A Copula-Based Approach to Accommodate Residential Self-Selection Effects in Travel Behavior Modeling

Chandra R. Bhat*

The University of Texas at Austin

Department of Civil, Architectural and Environmental Engineering

Naveen Eluru

The University of Texas at Austin

Department of Civil, Architectural and Environmental Engineering

*corresponding author


The dominant approach in the literature to dealing with sample selection is to assume a bivariate normality assumption directly on the error terms, or on transformed error terms, in the discrete and continuous equations. Such an assumption can be restrictive and inappropriate, since the implication is a linear and symmetrical dependency structure between the error terms. In this paper, we introduce and apply a flexible approach to sample selection in the context of built environment effects on travel behavior. The approach is based on the concept of a “copula”, which is a multivariate functional form for the joint distribution of random variables derived purely from pre-specified parametric marginal distributions of each random variable. The copula concept has been recognized in the statistics field for several decades now, but it is only recently that it has been explicitly recognized and employed in the econometrics field. The copula-based approach retains a parametric specification for the bivariate dependency, but allows testing of several parametric structures to characterize the dependency. The empirical context in the current paper is a model of residential neighborhood choice and daily household vehicle miles of travel (VMT), using the 2000 San Francisco Bay Area Household Travel Survey (BATS). The sample selection hypothesis is that households select their residence locations based on their travel needs, which implies that observed VMT differences between households residing in neo-urbanist and conventional neighborhoods cannot be attributed entirely to the built environment variations between the two neighborhoods types. The results indicate that, in the empirical context of the current study, the VMT differences between households in different neighborhood types may be attributed to both built environment effects and residential self-selection effects. As importantly, the study indicates that use of a traditional Gaussian bivariate distribution to characterize the relationship in errors between residential choice and VMT can lead to misleading implications about built environment effects.

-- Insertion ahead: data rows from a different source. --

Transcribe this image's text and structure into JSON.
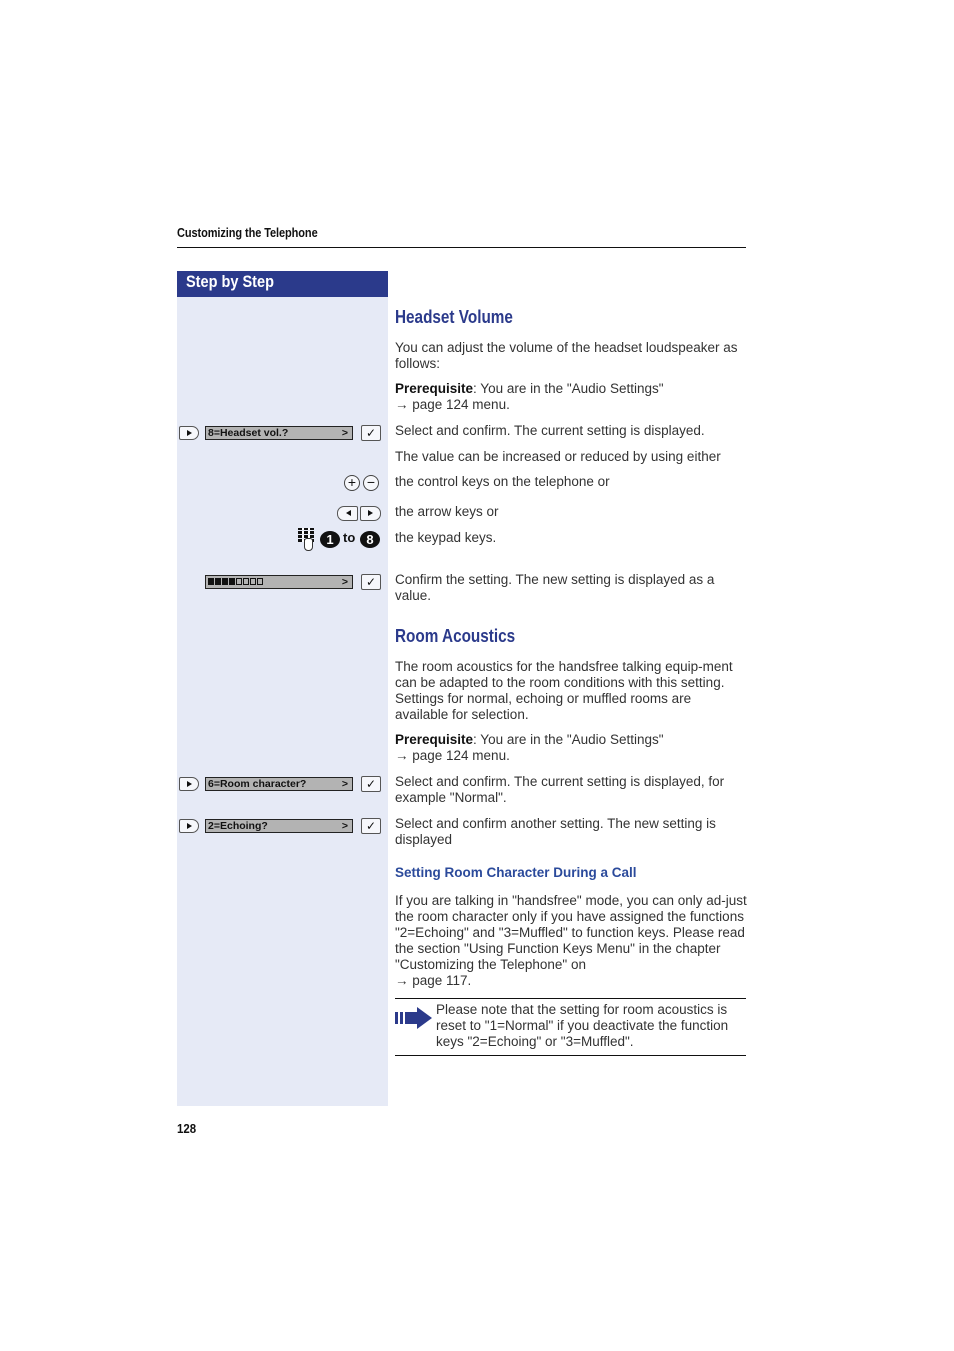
{
  "header": {
    "chapter_title": "Customizing the Telephone"
  },
  "sidebar": {
    "title": "Step by Step"
  },
  "displays": {
    "headset_vol": "8=Headset vol.?",
    "volume_level": {
      "filled": 4,
      "total": 8,
      "level_fraction": 0.5
    },
    "room_character": "6=Room character?",
    "echoing": "2=Echoing?",
    "next_symbol": ">"
  },
  "icons": {
    "select": "select-key",
    "confirm": "✓",
    "plus": "+",
    "minus": "−",
    "keypad_range_from": "1",
    "keypad_range_word": "to",
    "keypad_range_to": "8"
  },
  "sections": {
    "headset_volume": {
      "title": "Headset Volume",
      "intro": "You can adjust the volume of the headset loudspeaker as follows:",
      "prereq_label": "Prerequisite",
      "prereq_text": ": You are in the \"Audio Settings\"",
      "prereq_ref": "→ page 124 menu.",
      "step_select": "Select and confirm. The current setting is displayed.",
      "value_text": "The value can be increased or reduced by using either",
      "control_keys": "the control keys on the telephone or",
      "arrow_keys": "the arrow keys or",
      "keypad_keys": "the keypad keys.",
      "confirm_text": "Confirm the setting. The new setting is displayed as a value."
    },
    "room_acoustics": {
      "title": "Room Acoustics",
      "intro": "The room acoustics for the handsfree talking equip-ment can be adapted to the room conditions with this setting. Settings for normal, echoing or muffled rooms are available for selection.",
      "prereq_label": "Prerequisite",
      "prereq_text": ": You are in the \"Audio Settings\"",
      "prereq_ref": "→ page 124 menu.",
      "step_select": "Select and confirm. The current setting is displayed, for example \"Normal\".",
      "step_another": "Select and confirm another setting. The new setting is displayed"
    },
    "during_call": {
      "title": "Setting Room Character During a Call",
      "body": "If you are talking in \"handsfree\" mode, you can only ad-just the room character only if you have assigned the functions \"2=Echoing\" and \"3=Muffled\" to function keys. Please read the section \"Using Function Keys Menu\" in the chapter \"Customizing the Telephone\" on",
      "ref": "→ page 117.",
      "note": "Please note that the setting for room acoustics is reset to \"1=Normal\" if you deactivate the function keys \"2=Echoing\" or \"3=Muffled\"."
    }
  },
  "footer": {
    "page_number": "128"
  },
  "colors": {
    "brand_blue": "#2b3a8b",
    "sidebar_bg": "#e6eaf6",
    "display_bg": "#b3b3b3"
  }
}
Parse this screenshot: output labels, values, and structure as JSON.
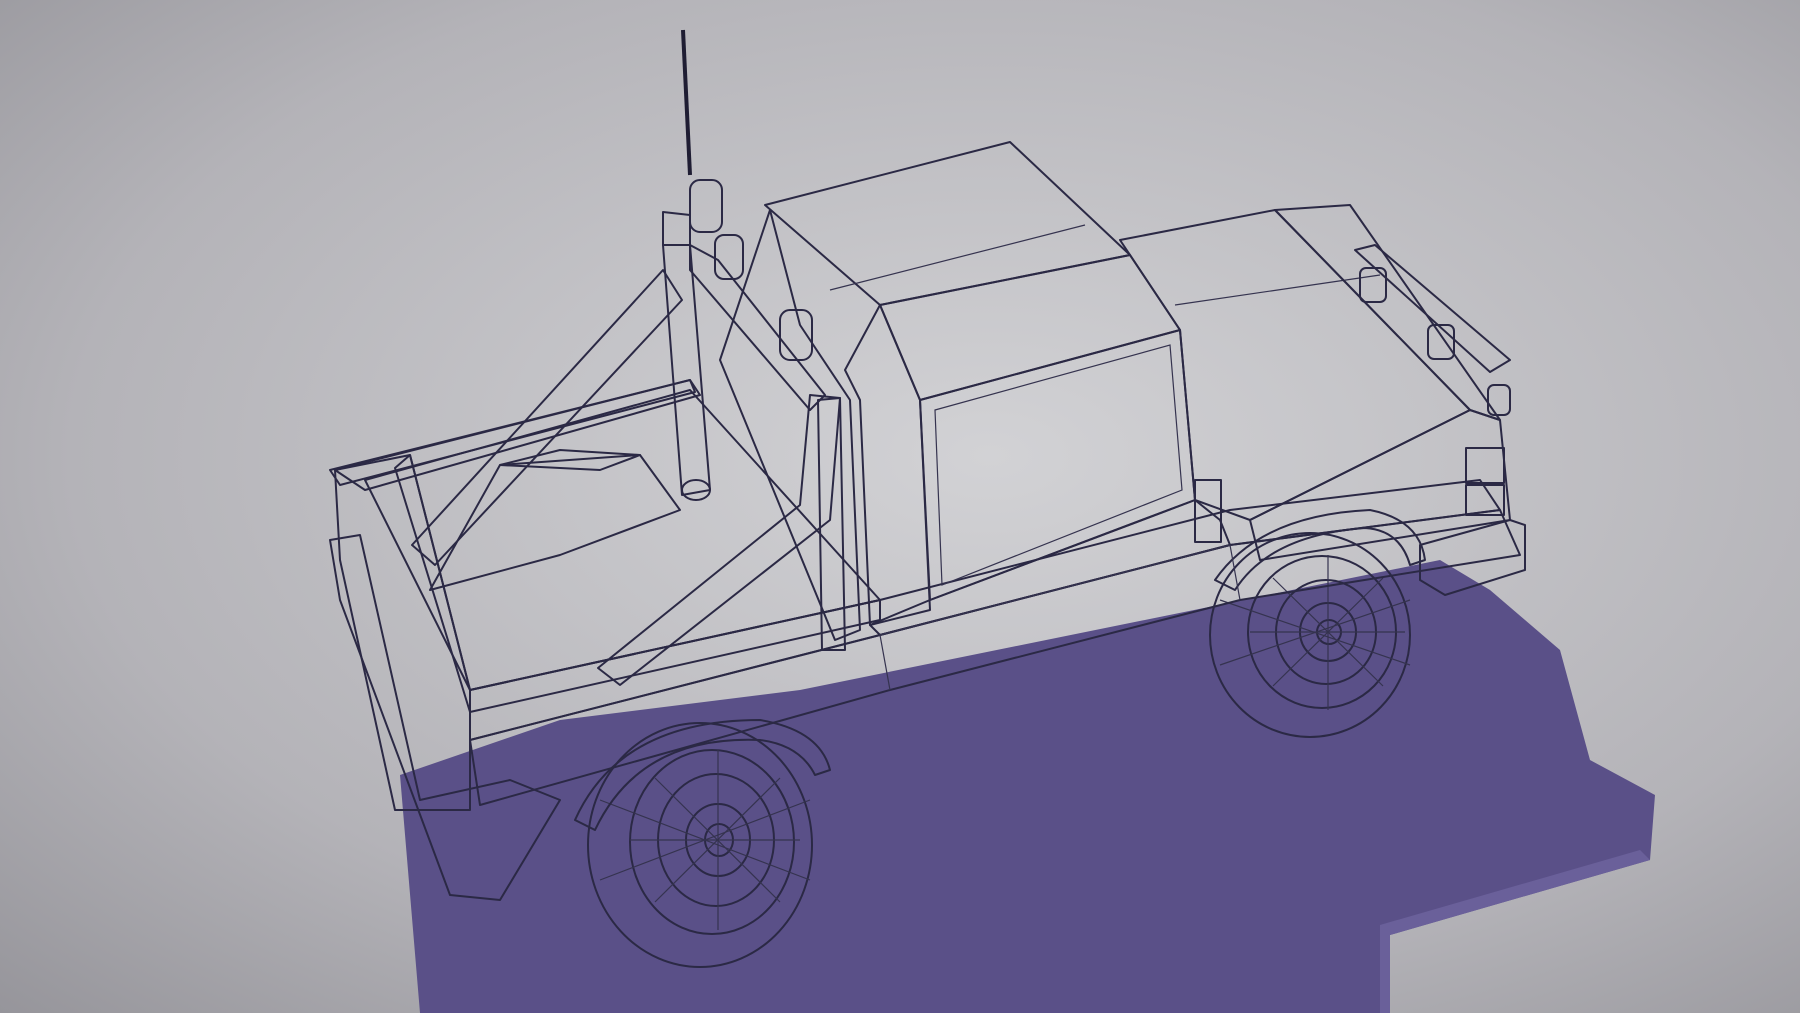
{
  "scene": {
    "subject": "pickup-truck",
    "render_style": "clay-wireframe",
    "colors": {
      "background_light": "#c9c9cc",
      "background_dark": "#8f8e94",
      "model_light": "#ebe8f7",
      "model_mid": "#cfc9ef",
      "model_shadow": "#9e95d6",
      "wire": "#2b2945",
      "cast_shadow": "#5a5088",
      "tire": "#d7d3ee"
    }
  }
}
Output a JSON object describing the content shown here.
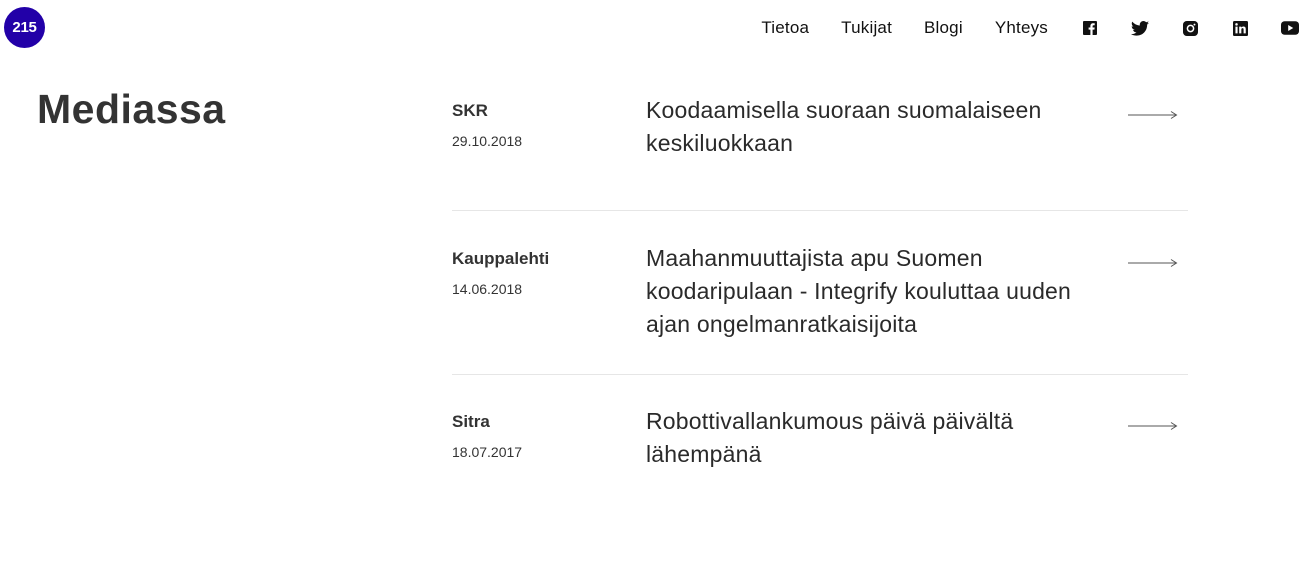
{
  "logo": {
    "text": "215"
  },
  "nav": {
    "links": [
      {
        "label": "Tietoa"
      },
      {
        "label": "Tukijat"
      },
      {
        "label": "Blogi"
      },
      {
        "label": "Yhteys"
      }
    ],
    "social": [
      "facebook-icon",
      "twitter-icon",
      "instagram-icon",
      "linkedin-icon",
      "youtube-icon"
    ]
  },
  "page": {
    "title": "Mediassa"
  },
  "articles": [
    {
      "source": "SKR",
      "date": "29.10.2018",
      "headline": "Koodaamisella suoraan suomalaiseen keskiluokkaan"
    },
    {
      "source": "Kauppalehti",
      "date": "14.06.2018",
      "headline": "Maahanmuuttajista apu Suomen koodaripulaan - Integrify kouluttaa uuden ajan ongelmanratkaisijoita"
    },
    {
      "source": "Sitra",
      "date": "18.07.2017",
      "headline": "Robottivallankumous päivä päivältä lähempänä"
    }
  ],
  "colors": {
    "brand": "#2200a8",
    "text": "#333333",
    "divider": "#e6e6e6"
  }
}
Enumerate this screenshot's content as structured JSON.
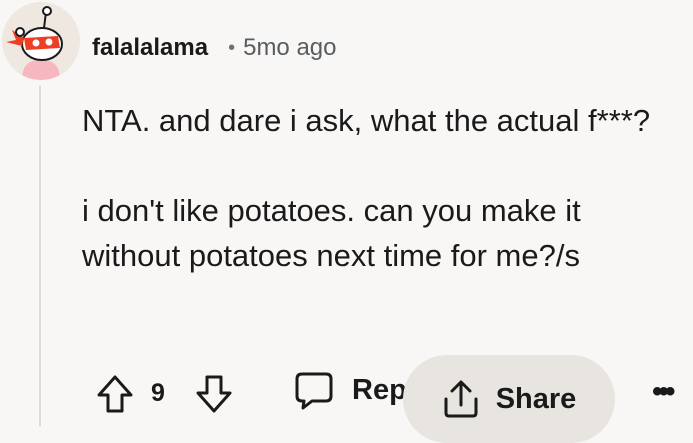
{
  "comment": {
    "username": "falalalama",
    "separator": "•",
    "time": "5mo ago",
    "paragraphs": [
      "NTA. and dare i ask, what the actual f***?",
      "i don't like potatoes. can you make it without potatoes next time for me?/s"
    ]
  },
  "actions": {
    "upvote_icon": "arrow-up-icon",
    "score": "9",
    "downvote_icon": "arrow-down-icon",
    "reply_icon": "comment-bubble-icon",
    "reply_label": "Reply",
    "share_icon": "share-icon",
    "share_label": "Share",
    "more_label": "•••"
  },
  "colors": {
    "background": "#f9f7f5",
    "text": "#1a1a1b",
    "muted": "#5a5d60",
    "share_pill": "#e8e4df",
    "avatar_red": "#ee3e24",
    "avatar_pink": "#f6b7c0"
  }
}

Keywords: copula; multivariate dependency; self-selection; treatment effects; vehicle miles of travel; maximum likelihood; archimedean copulas

1. Introduction

There has been considerable interest in the land use-transportation connection in the past decade, motivated by the possibility that land-use and urban form design policies can be used to control, manage, and shape individual traveler behavior and aggregate travel demand. A central issue in this regard is the debate whether any effect of the built environment on travel demand is causal or merely associative (or some combination of the two; see Bhat and Guo, 2007). To explicate this, consider a cross-sectional sample of households, some of whom live in a neo-urbanist neighborhood and others of whom live in a conventional neighborhood. A neo-urbanist neighborhood is one with high population density, high bicycle lane and roadway street density, good land-use mix, and good transit and non-motorized mode accessibility/facilities. A conventional neighborhood is one with relatively low population density, low bicycle lane and roadway street density, primarily single use residential land use, and auto-dependent urban design. Assume that the vehicle miles of travel (VMT) of households living in conventional neighborhoods is higher than the VMT of households residing in neo-urbanist neighborhoods. The question is whether this difference in VMT between households in conventional and neo-urbanist households is due to “true” effects of the built environment, or due to households self-selecting themselves into neighborhoods based on their VMT desires. For instance, it is at least possible (if not likely) that unobserved factors that increase the propensity or desire of a household to reside in a conventional neighborhood (such as overall auto inclination, a predisposition to enjoying travel, safety and security concerns regarding non-auto travel, etc.) also lead to the household putting more vehicle miles of travel on personal vehicles. If this self selection is not accounted for, the difference in VMT attributed directly to the variation in the built environment between conventional and neo-urbanist neighborhoods can be mis-estimated. On the other hand, accommodating for such self-selection effects can aid in identifying the “true” causal effect of the built environment on VMT.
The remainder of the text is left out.